Voilà maintenant deux semaines qu'ils les avaient rencontré à Montauban, deux semaines qu'ils les prenaient pour leur dieux, ils avaient en effet été mordus tout en restant indemne. Finalement l'épisode de Caylus avait permis bien des miracles. En plus de les immuniser contre la maladie, ils avaient maintenant une odeur caractéristique.


Luan avait assez vu d'injustice envers les Saevilis pour avoir envie de les aider. Ils pouvaient vivre en paix sur le Territoire Sauvage à condition que les pays voisins arrêtent leurs traques et leurs chasses à cour. Voilà le message qu'il allait faire passer. Mais, il était bien conscient que cela passerait par le sang.

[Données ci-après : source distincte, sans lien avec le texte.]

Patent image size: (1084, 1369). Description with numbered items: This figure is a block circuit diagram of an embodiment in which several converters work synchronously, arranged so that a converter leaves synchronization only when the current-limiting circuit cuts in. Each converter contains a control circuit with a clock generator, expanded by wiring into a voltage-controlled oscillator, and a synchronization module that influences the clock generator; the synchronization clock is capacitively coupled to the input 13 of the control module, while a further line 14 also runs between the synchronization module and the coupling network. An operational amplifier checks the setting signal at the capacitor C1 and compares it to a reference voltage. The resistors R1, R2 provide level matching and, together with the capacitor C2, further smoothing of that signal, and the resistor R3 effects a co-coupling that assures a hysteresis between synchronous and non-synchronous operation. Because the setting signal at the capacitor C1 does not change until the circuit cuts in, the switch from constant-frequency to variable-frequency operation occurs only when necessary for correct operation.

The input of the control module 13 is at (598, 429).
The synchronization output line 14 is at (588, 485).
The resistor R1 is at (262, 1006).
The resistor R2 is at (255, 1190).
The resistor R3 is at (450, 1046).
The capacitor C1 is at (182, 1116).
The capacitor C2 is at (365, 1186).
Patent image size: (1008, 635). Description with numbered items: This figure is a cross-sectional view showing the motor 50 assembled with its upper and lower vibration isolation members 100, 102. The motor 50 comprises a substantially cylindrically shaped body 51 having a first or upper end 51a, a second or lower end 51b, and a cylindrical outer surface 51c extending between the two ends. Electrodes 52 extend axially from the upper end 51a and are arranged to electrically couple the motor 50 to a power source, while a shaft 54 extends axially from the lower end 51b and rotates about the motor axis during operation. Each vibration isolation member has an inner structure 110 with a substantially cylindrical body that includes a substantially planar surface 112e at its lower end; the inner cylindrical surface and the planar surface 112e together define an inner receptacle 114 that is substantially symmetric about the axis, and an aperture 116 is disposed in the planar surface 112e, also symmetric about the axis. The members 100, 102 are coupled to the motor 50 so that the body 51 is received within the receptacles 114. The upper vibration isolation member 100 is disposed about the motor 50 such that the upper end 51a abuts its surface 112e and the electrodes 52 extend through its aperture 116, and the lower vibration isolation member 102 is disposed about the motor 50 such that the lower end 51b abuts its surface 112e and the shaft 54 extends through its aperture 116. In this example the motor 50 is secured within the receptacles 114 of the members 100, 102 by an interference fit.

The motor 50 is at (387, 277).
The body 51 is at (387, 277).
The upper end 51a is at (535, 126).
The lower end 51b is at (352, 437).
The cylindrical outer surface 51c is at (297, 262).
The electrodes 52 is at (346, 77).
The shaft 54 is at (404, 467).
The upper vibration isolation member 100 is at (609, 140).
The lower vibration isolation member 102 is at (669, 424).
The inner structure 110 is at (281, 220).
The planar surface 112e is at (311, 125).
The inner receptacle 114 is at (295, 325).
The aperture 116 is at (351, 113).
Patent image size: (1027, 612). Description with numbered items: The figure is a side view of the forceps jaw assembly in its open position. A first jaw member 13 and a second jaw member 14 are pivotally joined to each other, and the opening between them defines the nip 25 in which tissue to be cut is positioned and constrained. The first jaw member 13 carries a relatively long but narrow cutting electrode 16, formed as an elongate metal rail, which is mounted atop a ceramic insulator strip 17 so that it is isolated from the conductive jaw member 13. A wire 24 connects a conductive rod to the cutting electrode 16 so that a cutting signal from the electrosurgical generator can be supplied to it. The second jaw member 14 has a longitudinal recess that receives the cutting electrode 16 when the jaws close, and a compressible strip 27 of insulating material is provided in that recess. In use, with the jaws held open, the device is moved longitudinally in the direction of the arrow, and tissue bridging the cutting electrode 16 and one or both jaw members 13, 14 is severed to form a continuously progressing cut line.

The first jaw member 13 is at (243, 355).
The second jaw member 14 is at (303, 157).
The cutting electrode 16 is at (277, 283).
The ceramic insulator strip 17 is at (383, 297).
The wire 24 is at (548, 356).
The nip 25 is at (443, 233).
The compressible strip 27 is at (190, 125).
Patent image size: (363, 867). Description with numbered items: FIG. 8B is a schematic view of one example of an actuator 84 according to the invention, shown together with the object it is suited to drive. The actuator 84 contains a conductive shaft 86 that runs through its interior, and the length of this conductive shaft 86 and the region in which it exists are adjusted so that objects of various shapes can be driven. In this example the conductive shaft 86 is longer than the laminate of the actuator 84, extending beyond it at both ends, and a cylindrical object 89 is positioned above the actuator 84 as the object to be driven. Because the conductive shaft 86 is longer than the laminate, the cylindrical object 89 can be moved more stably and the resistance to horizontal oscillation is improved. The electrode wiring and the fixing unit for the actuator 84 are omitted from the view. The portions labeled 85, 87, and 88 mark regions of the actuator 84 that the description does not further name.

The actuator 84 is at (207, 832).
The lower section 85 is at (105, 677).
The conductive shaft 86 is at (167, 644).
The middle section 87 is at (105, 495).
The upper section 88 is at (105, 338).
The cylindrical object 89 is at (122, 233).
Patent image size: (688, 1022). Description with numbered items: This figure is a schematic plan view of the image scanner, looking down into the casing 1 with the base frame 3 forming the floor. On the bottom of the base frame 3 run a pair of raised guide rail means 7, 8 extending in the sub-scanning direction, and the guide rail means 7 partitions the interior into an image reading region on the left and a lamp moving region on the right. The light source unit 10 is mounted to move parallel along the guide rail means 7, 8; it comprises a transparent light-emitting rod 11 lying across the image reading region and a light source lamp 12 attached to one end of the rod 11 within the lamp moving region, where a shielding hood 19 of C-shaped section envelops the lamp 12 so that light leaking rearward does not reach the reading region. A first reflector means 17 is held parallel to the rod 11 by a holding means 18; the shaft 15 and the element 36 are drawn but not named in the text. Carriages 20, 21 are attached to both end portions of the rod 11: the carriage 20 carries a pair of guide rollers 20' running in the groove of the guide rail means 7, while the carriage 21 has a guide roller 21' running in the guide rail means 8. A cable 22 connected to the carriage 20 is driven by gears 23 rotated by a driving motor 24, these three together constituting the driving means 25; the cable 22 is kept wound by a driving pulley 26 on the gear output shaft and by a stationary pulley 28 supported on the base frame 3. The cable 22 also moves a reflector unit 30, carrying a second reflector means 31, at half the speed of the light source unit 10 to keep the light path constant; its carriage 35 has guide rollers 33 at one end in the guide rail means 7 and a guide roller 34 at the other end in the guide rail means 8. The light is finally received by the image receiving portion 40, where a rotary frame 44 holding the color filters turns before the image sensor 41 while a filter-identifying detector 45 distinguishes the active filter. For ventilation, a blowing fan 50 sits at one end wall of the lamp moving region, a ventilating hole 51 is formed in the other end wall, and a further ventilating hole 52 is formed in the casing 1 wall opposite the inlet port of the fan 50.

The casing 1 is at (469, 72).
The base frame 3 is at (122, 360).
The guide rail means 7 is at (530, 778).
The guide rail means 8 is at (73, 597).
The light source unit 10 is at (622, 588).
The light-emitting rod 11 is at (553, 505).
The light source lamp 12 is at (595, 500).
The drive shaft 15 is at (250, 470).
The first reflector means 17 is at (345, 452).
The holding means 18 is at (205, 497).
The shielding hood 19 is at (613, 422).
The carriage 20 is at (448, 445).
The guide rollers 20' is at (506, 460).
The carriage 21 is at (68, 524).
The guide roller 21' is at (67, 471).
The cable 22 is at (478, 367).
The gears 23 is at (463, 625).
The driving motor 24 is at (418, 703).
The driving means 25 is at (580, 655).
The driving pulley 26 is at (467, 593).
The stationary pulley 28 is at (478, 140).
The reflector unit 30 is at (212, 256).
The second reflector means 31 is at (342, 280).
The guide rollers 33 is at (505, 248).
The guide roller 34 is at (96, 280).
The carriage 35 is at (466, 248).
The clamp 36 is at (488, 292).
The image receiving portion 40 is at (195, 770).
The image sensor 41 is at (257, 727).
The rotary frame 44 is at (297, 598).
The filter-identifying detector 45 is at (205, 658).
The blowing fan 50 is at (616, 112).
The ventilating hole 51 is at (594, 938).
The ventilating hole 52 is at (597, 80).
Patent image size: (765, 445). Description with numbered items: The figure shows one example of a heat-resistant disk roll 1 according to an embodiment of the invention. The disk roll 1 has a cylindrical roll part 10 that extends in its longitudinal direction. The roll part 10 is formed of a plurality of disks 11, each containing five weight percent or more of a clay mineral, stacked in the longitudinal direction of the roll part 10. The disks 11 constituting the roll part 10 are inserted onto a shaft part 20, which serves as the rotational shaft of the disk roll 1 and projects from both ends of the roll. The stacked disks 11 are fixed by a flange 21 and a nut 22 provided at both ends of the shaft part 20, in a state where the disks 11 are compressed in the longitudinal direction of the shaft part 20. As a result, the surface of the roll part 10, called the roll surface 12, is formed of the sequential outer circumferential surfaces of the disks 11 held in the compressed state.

Explications pour le Meneur et Fins alternatives

"Chaque époque laisse plus de traces de ses souffrances que de son bonheur : ce sont les infortunes qui font l'histoire."

Johann Huizinga
Extrait de Le déclin du Moyen-âge

Fins alternatives


Dans le chapitre précédent, la fin de la campagne amène les joueurs à mener la révolte des Saevilis contre un monde qui les traite comme des bêtes. D'autres fins sont plus qu'envisageables.

- Les joueurs peuvent aussi remonter la pente de l'origine de la Saevelia et ainsi trouver un antidote, sauver les Saevilis et inculper la papauté.

- Les Saevilis pourraient se révolter, en imaginant par exemple que les joueurs sont emprisonnés un certain temps à Montauban, et lorsqu'ils sont libérés, le monde est à feu et à Sang et une immense guerre mondiale entre les humains et les Saevilis est engagée. La part des Saevilis « civilisée » chutera dramatiquement.

- Et enfin on peut imaginer un mix, les joueurs mènent le carnage du monde actuel afin de devenir les garants d'un nouveau monde plus juste. Ou pour simplement en être les maitres.

Le symbole mystérieux


Parmi les différentes possibilités de la source du symbole trouvé dans la clairière, citons :
- Ce symbole a été créé par un groupe de Saevilis évolué, ils se sont inspirés d'un ancien symbole utilisé par les Croisés les plus fanatiques et extrémistes.

- Autre possibilité, ce symbole correspond à un ancien ordre des templiers qui n'a pas disparu et qui cherche à éradiquer les Saevilis. Cela créerait un nouveau pion sur l'échiquier des forces en présence qui serait contre les joueurs.

Comment mener la campagne


Pour mener à bien cette campagne, il faut tout d'abord que les joueurs aient une raison d'en vouloir à celui qui a propagé la Saevelia. Il faut donc qu'à un moment donné, ils aient perdu des êtres chers. Soit ils sont devenus des Saevilis (ce qui impliquerait qu'ils veulent retrouver le vaccin), soit ils sont morts.

Second point important, vous n'êtes pas obligé de faire intervenir Giovanni tout de suite, faites donc vivre deux ou trois aventures à vos joueurs. Des fausses pistes dans leur quête du sérum, qui les feront se balader dans le Territoire Sauvage avant Morjeval.